As an adult who has come to realize within the last few years that my attention issues actually have a name... I've done a lot of research on the affliction as well as the medications that they use for it... and have decided not to take any of them. The potential long-term side effects are not worth it. Instead, this is what I do to cope with it.... lecithin caplets, ginseng, gingko biloba, proper diet, & exercise. Yoga & stretching also seems to help.

Keep in mind that most ADD meds are varying forms of methamphetamine... stimulants. So is caffeine, and caffeine is not harmful if the dosage is kept within proper guidelines. I've found that several cups of green tea and/or yerba maté, sipped slowly throughout the day works very well (without exceeding one's recommended daily intake of caffeine). You even get a nice dose of antioxidants with it :). If you're someone who does not like green tea much... mixing it with lemonade takes out the characteristic bitter edge and makes it taste quite good. :) Dark tea, caffeinated soda, or coffee would also work well if taken in small bits throughout the day, but they aren't as good for you.

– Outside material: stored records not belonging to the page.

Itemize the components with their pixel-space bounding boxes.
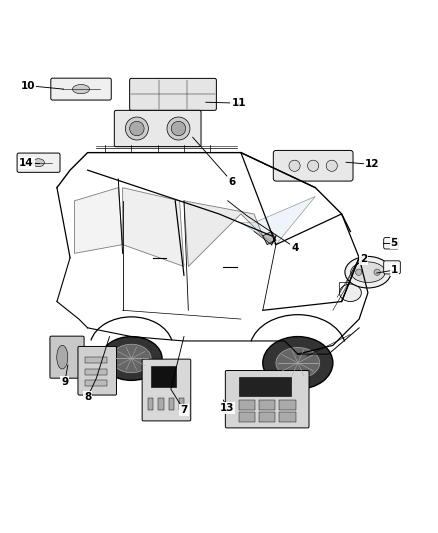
Text: 1: 1 [391, 265, 398, 275]
Bar [279, 400, 296, 410]
Text: 7: 7 [180, 405, 187, 415]
Polygon shape [263, 231, 276, 245]
Ellipse shape [351, 262, 385, 282]
Bar [239, 377, 291, 397]
Circle shape [289, 160, 300, 171]
Bar [279, 413, 296, 422]
Bar [169, 398, 174, 410]
Text: 8: 8 [84, 392, 91, 402]
Polygon shape [123, 188, 184, 266]
FancyBboxPatch shape [78, 346, 117, 395]
Polygon shape [184, 201, 263, 266]
Ellipse shape [339, 284, 361, 302]
Text: 6: 6 [229, 177, 236, 187]
Bar [239, 413, 255, 422]
Circle shape [356, 269, 362, 276]
Polygon shape [74, 188, 123, 253]
Bar [151, 366, 177, 387]
Bar [148, 398, 153, 410]
Circle shape [171, 122, 186, 136]
FancyBboxPatch shape [114, 110, 201, 147]
Text: 4: 4 [292, 243, 299, 253]
Text: 10: 10 [20, 80, 35, 91]
FancyBboxPatch shape [142, 359, 191, 421]
Bar [159, 398, 163, 410]
FancyBboxPatch shape [50, 336, 84, 378]
FancyBboxPatch shape [51, 78, 111, 100]
Ellipse shape [57, 345, 68, 369]
Ellipse shape [276, 348, 320, 378]
Text: 9: 9 [61, 377, 68, 387]
Text: 13: 13 [219, 403, 234, 413]
Bar [339, 282, 355, 290]
Circle shape [326, 160, 337, 171]
Text: 14: 14 [19, 158, 34, 168]
Bar [179, 398, 184, 410]
Bar [85, 357, 107, 363]
Ellipse shape [73, 85, 90, 94]
Circle shape [125, 117, 148, 140]
Text: 2: 2 [360, 254, 367, 264]
Bar [85, 369, 107, 375]
Circle shape [307, 160, 319, 171]
Circle shape [167, 117, 190, 140]
FancyBboxPatch shape [273, 150, 353, 181]
Text: 12: 12 [365, 159, 380, 169]
Ellipse shape [101, 336, 162, 381]
FancyBboxPatch shape [130, 78, 216, 110]
Polygon shape [241, 197, 315, 245]
Bar [259, 400, 275, 410]
Bar [239, 400, 255, 410]
FancyBboxPatch shape [384, 238, 399, 249]
Bar [259, 413, 275, 422]
Text: 11: 11 [231, 98, 246, 108]
Circle shape [130, 122, 144, 136]
Ellipse shape [263, 336, 333, 389]
Ellipse shape [32, 159, 44, 167]
FancyBboxPatch shape [225, 370, 309, 428]
Bar [85, 381, 107, 386]
FancyBboxPatch shape [17, 153, 60, 172]
Ellipse shape [345, 256, 391, 288]
FancyBboxPatch shape [384, 261, 400, 274]
Text: 5: 5 [391, 238, 398, 248]
Circle shape [374, 269, 380, 276]
Ellipse shape [112, 344, 151, 373]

Sorry for the long ramble, I just figured that this information could be of some use to you. :)

Ernesto Raul said...

I just stumbled unto your blog, and I like the way you write. I'm particularly intrigued as to how the situation is going with your wife. Keep blogging. Ernesto.

Joel said...

Hi!

From your post, Not like you. Not like me. And that's OK

I found your blog from ur-spo.

I agree with you.
My 2 LTRs were different then me. Even what I figured to be my type.

I like a guy who's himself. We teach and learn so much from each other.

And the physical, if I like a guy, I'll take what he is. warts and all.

Really like your blog.
Like Ernesto.
How is this going with the family?

Remember to have fun!?

J

Lemuel said...

I found your blog through a posting of a blog that I found...etc. Does not matter, I am glad that I found it! :)

I share many of your interests. Among them, I am an older (read: geezer) guy who is not out and who would call himself Christian, but would not align himself with the current so-called folks who are in the news. I am a member of a "main stream" Protestant denomination, but actually attend worship at a church of another main stream body. Both might be seen as more liberal than others, although my parents were very conservative and pietistic.

Sadly, the church of my membership, while priding itself on pluralism and diversity, demands the kind of uniformity that you describe here.

And I struggled for years with wanting to be like everyone else and with the question why I was not. I think it was when I finally understood Grace that I freely accepted myself as I am and accept others for what they are.

Thank you for this beautiful post (and for the others as well).